整个上午,战斗呈胶着状态。江东军兵力占优,攻势如潮;江夏军凭借工事地利和决死之心,顽强抵抗。水寨内外,江面岸上,到处是燃烧的船只、漂浮的尸首、散落的兵器。江水被染成暗红。
吕蒙的脸色越来越难看。他没想到江夏军的抵抗如此顽强,准备如此充分。虽然己方略占上风,但伤亡远大于预期,且迟迟无法取得决定性突破。更重要的是,他隐约觉得,江夏军的抵抗虽然激烈,但似乎……并未用尽全力?那些传闻中“西调”的精锐,真的全部调走了吗?还是林凡另有图谋?
就在吕蒙犹豫是否要投入更多预备队,进行最后强攻时,异变陡生!
水寨上游,约十里处的江道拐弯处,突然鼓声大作,杀声震天!十数艘悬挂“汉”字旗和“段”字将旗的快船,顺流疾驰而下,直扑江东军船队的侧后方!船头站立一员将领,手持长矛,正是本应在西陵的段煨!其麾下士卒,虽仅千余人,但气势如虹,如同出匣猛虎!
“段煨?!他怎么在这里?!”吕蒙大吃一惊。西陵距此水路不下两百里,段煨怎会如此快回援?除非……他根本就没带太多兵马去西陵,或者西陵留守兵力极少,主力早已悄悄回师埋伏!
这正是林凡与贾诩、文聘、段煨商议的“疑兵之计”!
段煨夺取西陵后,大张旗鼓,招兵买马,做出长期经营姿态,迷惑各方。暗地里,他仅留三百人(多为新附者)虚张声势,自己则亲率七百最精锐的部下,携带部分粮草,乘快船星夜兼程,悄悄返回江夏,埋伏于上游。就等吕蒙主力被水寨吸引,久攻不下、士气渐疲之时,突然杀出,直捣其侧后!

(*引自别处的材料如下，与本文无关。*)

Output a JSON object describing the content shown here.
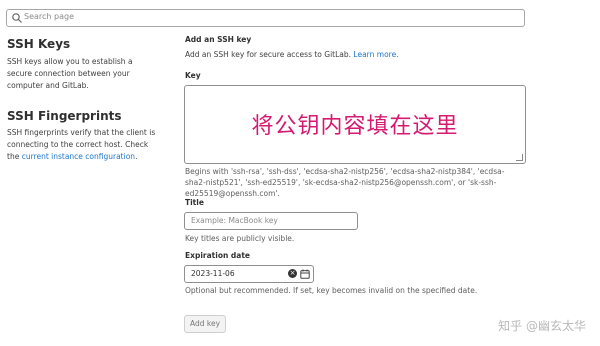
{
  "search": {
    "placeholder": "Search page"
  },
  "sidebar": {
    "keys_title": "SSH Keys",
    "keys_desc": "SSH keys allow you to establish a secure connection between your computer and GitLab.",
    "fingerprints_title": "SSH Fingerprints",
    "fingerprints_desc": "SSH fingerprints verify that the client is connecting to the correct host. Check the ",
    "fingerprints_link": "current instance configuration",
    "fingerprints_period": "."
  },
  "form": {
    "heading": "Add an SSH key",
    "subtext": "Add an SSH key for secure access to GitLab. ",
    "learn_more": "Learn more.",
    "key_label": "Key",
    "key_overlay": "将公钥内容填在这里",
    "key_hint": "Begins with 'ssh-rsa', 'ssh-dss', 'ecdsa-sha2-nistp256', 'ecdsa-sha2-nistp384', 'ecdsa-sha2-nistp521', 'ssh-ed25519', 'sk-ecdsa-sha2-nistp256@openssh.com', or 'sk-ssh-ed25519@openssh.com'.",
    "title_label": "Title",
    "title_placeholder": "Example: MacBook key",
    "title_hint": "Key titles are publicly visible.",
    "expiry_label": "Expiration date",
    "expiry_value": "2023-11-06",
    "expiry_hint": "Optional but recommended. If set, key becomes invalid on the specified date.",
    "add_button": "Add key"
  },
  "watermark": "知乎 @幽玄太华"
}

这七百生力军的加入,时机把握得妙到毫巅!江东军久战已疲,且注意力都在前方,侧后骤然遇袭,顿时一阵大乱!段煨勇不可当,率船直冲吕蒙中军,试图再来一次“斩首”!
“保护将军!”“稳住!后队转向迎敌!”江东将领慌忙调兵遣将。
水寨中的文聘见援军已到,敌军阵脚已乱,立刻抓住时机,下令所有战船,倾巢而出,配合段煨,发动反冲锋!
“江夏儿郎!杀贼报国!就在今日!”文聘身先士卒,跳上一条走舸,直冲敌阵!
江夏水军士气大振,爆发出惊人的战斗力,与段煨所部前后夹击。江东军虽然兵力仍占优势,但腹背受敌,指挥一时混乱,士气受挫,开始呈现溃退之势。